Işık ve renklerin dansıyla oluşan havai fişekler şüphesiz ki görsel bir şölen yaratıyor. Fakat yeni bir çalışma bu göz alıcı gösterinin sağlık riskleri taşıdığını ortaya koydu. Bu konuda yapılan ilk inceleme olarak gösterilen bu çalışma, havai fişeklerin ışıklarının söndüğü ve partiküllerinin havaya karıştığı anda zararlı maddelerin havada asılı kalmaya devam edip hayvan ve insan hücrelerinde tahribata yol açtığını söylüyor.
New York Üniversitesi Langone Tıp Merkezi’ndeki araştırmacıların yürüttüğü bu çalışmada 14 yıl boyunca ABD’nin çeşitli şehirlerinden hava örnekleri toplandı. Araştırmacılar analizlerini tamamladıklarında Bağımsızlık Günü ve yılbaşı kutlamaları sırasında havadaki zehirli madde miktarlarının değişiminde önemli artışlar saptadı.
Havai fişekler içinde barındırdıkları metallerin yüksek ısıyla birleşmesi sonucu bir renk şöleni yaşatırlar. İçeriklerinde çoğunlukla titanyum, bakır, kurşun, stronsiyum gibi metaller barındırırlar. Bu metallerin kalıntılarının havai fişek gösterisi sonrasında havada asılı kaldığı bilgisinden hareketle, araştırmacılar bu kalıntıların hayvan ve insanlar üzerindeki olası etkilerini inceleyen birtakım deneyler gerçekleştirdi.
Araştırmacılardan Terry Gordon şöyle diyor: “İnsanlar her sene bunun gibi maddelere kısa süreli maruz kalsalar da, bu kalıntılar her gün soluduğumuz havadaki standart kirlilikten daha zehirli maddeler içeriyor.”
Araştırmacılar laboratuvarda havai fişek çeşitlerini infilak ettirdiler
Araştırmacılar, laboratuvarda ABD’de sıkça ticareti yapılan havai fişek çeşitlerini infilak ettirdiler. Bu patlamadan salınan parçacıkları topladılar. Hem fareleri hem de insan akciğer hücrelerini, bir New York’lunun ortalama bir günde maruz kalacağı kirlilikte olan dozajlarda bu parçacıklara maruz bıraktılar.
Araştırmacılar, normal şartlarda vücudun gerçekleştirdiği sağlıklı bir tepkime olan oksidasyondan farklı olarak, oksidasyon seviyelerinde partiküllere maruz kalmayla bağlantılı olarak anlamlı bir yükselme gözlemlediler. Oksidasyon aktivitesi, yükseldiği zaman hücrelerde ve DNA yapısında tahribata sebep olabiliyor. Bu durum zehirli partiküllere maruz bırakılan farelerde akciğer iltihabıyla bağlantılı olarak gösterildi.

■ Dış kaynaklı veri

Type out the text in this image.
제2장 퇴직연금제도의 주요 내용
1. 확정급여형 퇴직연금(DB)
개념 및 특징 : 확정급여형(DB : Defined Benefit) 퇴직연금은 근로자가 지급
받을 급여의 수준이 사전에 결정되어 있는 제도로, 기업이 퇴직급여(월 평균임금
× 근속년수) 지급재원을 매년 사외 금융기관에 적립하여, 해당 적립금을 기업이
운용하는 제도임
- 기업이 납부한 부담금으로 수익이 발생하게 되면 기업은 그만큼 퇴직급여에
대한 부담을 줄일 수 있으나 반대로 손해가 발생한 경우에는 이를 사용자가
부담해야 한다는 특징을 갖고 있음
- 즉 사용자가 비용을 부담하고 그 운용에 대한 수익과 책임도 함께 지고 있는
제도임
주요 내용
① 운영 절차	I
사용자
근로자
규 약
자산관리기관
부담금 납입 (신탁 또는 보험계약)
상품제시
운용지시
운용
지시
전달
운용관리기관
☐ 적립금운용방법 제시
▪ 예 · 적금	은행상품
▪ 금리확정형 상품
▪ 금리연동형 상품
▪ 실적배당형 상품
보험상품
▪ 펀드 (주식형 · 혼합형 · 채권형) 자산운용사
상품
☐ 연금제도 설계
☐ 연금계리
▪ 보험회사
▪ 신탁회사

Aynı zamanda Back Cuckoo türündeki patlayıcının insan akciğer hücrelerine bıraktığı zarar, kontrol deneyi olarak kullanılan zehirli olmayan tuzlu çözeltiye karşılık 10 kat fazla olarak gösterildi.
Gordon son olarak önemli bir noktaya dikkat çekiyor:
“Kendimizi olası patlamalardaki yaralanmalardan korumak için çok dikkatli davranırız. Bizim bulgularımız ise genelde gözardı edilen bir risk olan havai fişek dumanlarını solumanın uzun vadedeki yıkıcı etkisini gözler önüne seriyor”
Araştırmacılar bu araştırmanın çok erken safhasında olduklarını belirtiyorlar. Tek zaman diliminde zehirli parçacıklara maruz kalmayla ilgilenen bu çalışmanın daha incelenmesi ve gitmesi gereken çok yol var. Mesela sürekli havai fişek dumanlarına maruz kalma gibi. Araştırmacılar toplum sağlığını çok yakından ilgilendiren bu konu hakkında bulgularını paylaşmaya ve konuya dikkat çekmeye devam edecekler.